風の旅人

クリード 炎の宿敵の風の旅人のレビュー・感想・評価

クリード 炎の宿敵(2018年製作の映画)
4.0
イワン・ドラゴ(ドルフ・ラングレン)の息子ヴィクター(フローリアン・ムンテアヌ)とアポロ・クリードの息子アドニス(マイケル・B・ジョーダン)の因縁の対決。
イワンはロッキー・バルボア(シルヴェスター・スタローン)に負け、地位も名誉も失い、復讐に燃えていた。
プロボクシングの世界では人気者は優遇されるが、ロシアの選手がアメリカで成功しようと思ったら、ただ強いだけではチャンスを与えられない。
恐らくイワンはあの敗北が原因で干され、その後チャンスを与えられなかったのだろう。
同じ「一敗」でもアメリカ人とロシア人では重みが違うのだ。
作中では詳しく語られないが、イワンが相当な辛酸を嘗めたことは想像に難くない。
確かにアポロはイワンとの試合が原因で命を落としたが、それはリング上のことであり、タオルを投げられなかったロッキーにも責任がある。
この映画の脚本が優れているのは、アドニスとヴィクターの試合を単純なアポロの弔い合戦にするのではなく、複数の親子の絆を描いたことにある。
だからアドニスとヴィクターの試合が最高潮に達したところで「ロッキーのテーマ」が流れ、30年前にロッキーが投げられなかったタオルをイワンが投げたときは心が震えた。
今作も前作に続いてライバルに本物のボクサーをキャスティングし、「ロッキー」シリーズの弱点だったボクシング描写が強化されていた。
ヴィクターは中間距離では圧倒的な力を発揮し、アドニスの左リードに対し、右の打ち下ろしのカウンターを放ってくる。
だからロッキーはヴィクターの腕が伸び切らない位置なら致命傷を防げると踏んで、アドニスに接近戦を命じたのだろう。

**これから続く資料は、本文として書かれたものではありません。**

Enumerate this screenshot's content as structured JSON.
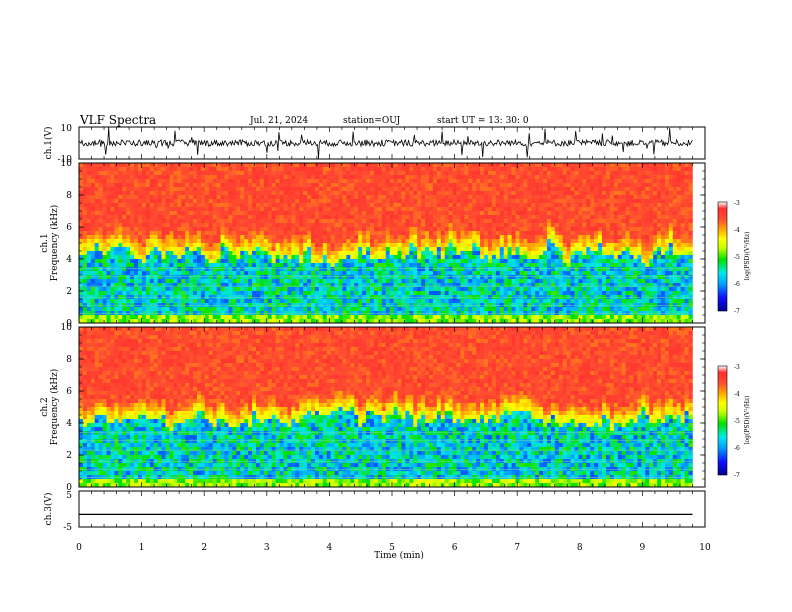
{
  "header": {
    "title": "VLF Spectra",
    "date": "Jul. 21, 2024",
    "station": "station=OUJ",
    "start": "start UT =  13: 30: 0"
  },
  "colors": {
    "spectrum_stops": [
      "#00008b",
      "#1010ff",
      "#00a0ff",
      "#00e8e8",
      "#00e000",
      "#c8ff00",
      "#ffff00",
      "#ffb000",
      "#ff5030",
      "#ff2f2f",
      "#ffffff"
    ]
  },
  "chart_data": [
    {
      "type": "line",
      "id": "ch1-waveform",
      "ylabel": "ch.1(V)",
      "ylim": [
        -10,
        10
      ],
      "yticks": [
        "10",
        "-10"
      ],
      "xlim": [
        0,
        10
      ],
      "description_level": "noisy waveform centered near 0 V with spikes to about ±10 V"
    },
    {
      "type": "heatmap",
      "id": "ch1-spectrogram",
      "ylabel": "ch.1\nFrequency (kHz)",
      "ylim": [
        0,
        10
      ],
      "yticks": [
        "0",
        "2",
        "4",
        "6",
        "8",
        "10"
      ],
      "xlim": [
        0,
        10
      ],
      "data_end_min": 9.8,
      "colorbar": {
        "label": "log(PSD)(V²/Hz)",
        "range": [
          -7,
          -3
        ],
        "ticks": [
          "-3",
          "-4",
          "-5",
          "-6",
          "-7"
        ]
      }
    },
    {
      "type": "heatmap",
      "id": "ch2-spectrogram",
      "ylabel": "ch.2\nFrequency (kHz)",
      "ylim": [
        0,
        10
      ],
      "yticks": [
        "0",
        "2",
        "4",
        "6",
        "8",
        "10"
      ],
      "xlim": [
        0,
        10
      ],
      "data_end_min": 9.8,
      "colorbar": {
        "label": "log(PSD)(V²/Hz)",
        "range": [
          -7,
          -3
        ],
        "ticks": [
          "-3",
          "-4",
          "-5",
          "-6",
          "-7"
        ]
      }
    },
    {
      "type": "line",
      "id": "ch3-waveform",
      "ylabel": "ch.3(V)",
      "ylim": [
        -5,
        5
      ],
      "yticks": [
        "5",
        "-5"
      ],
      "xlim": [
        0,
        10
      ],
      "x": [
        0,
        9.8
      ],
      "values": [
        -1.5,
        -1.5
      ]
    }
  ],
  "xaxis": {
    "label": "Time (min)",
    "ticks": [
      "0",
      "1",
      "2",
      "3",
      "4",
      "5",
      "6",
      "7",
      "8",
      "9",
      "10"
    ]
  }
}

これは今作に登場したウィーラー役のアンドレ・ウォードが対セルゲイ・コバレフ戦で取った作戦だった。
途中から主人公補正のあるアドニスではなく、負けることを運命づけられたヴィクターに肩入れして観ていた。
王座乱立で誰が一番強いのかがわかりにくい昨今、「王者のベルトより、記憶に残る物語」を生み出すことに価値がある。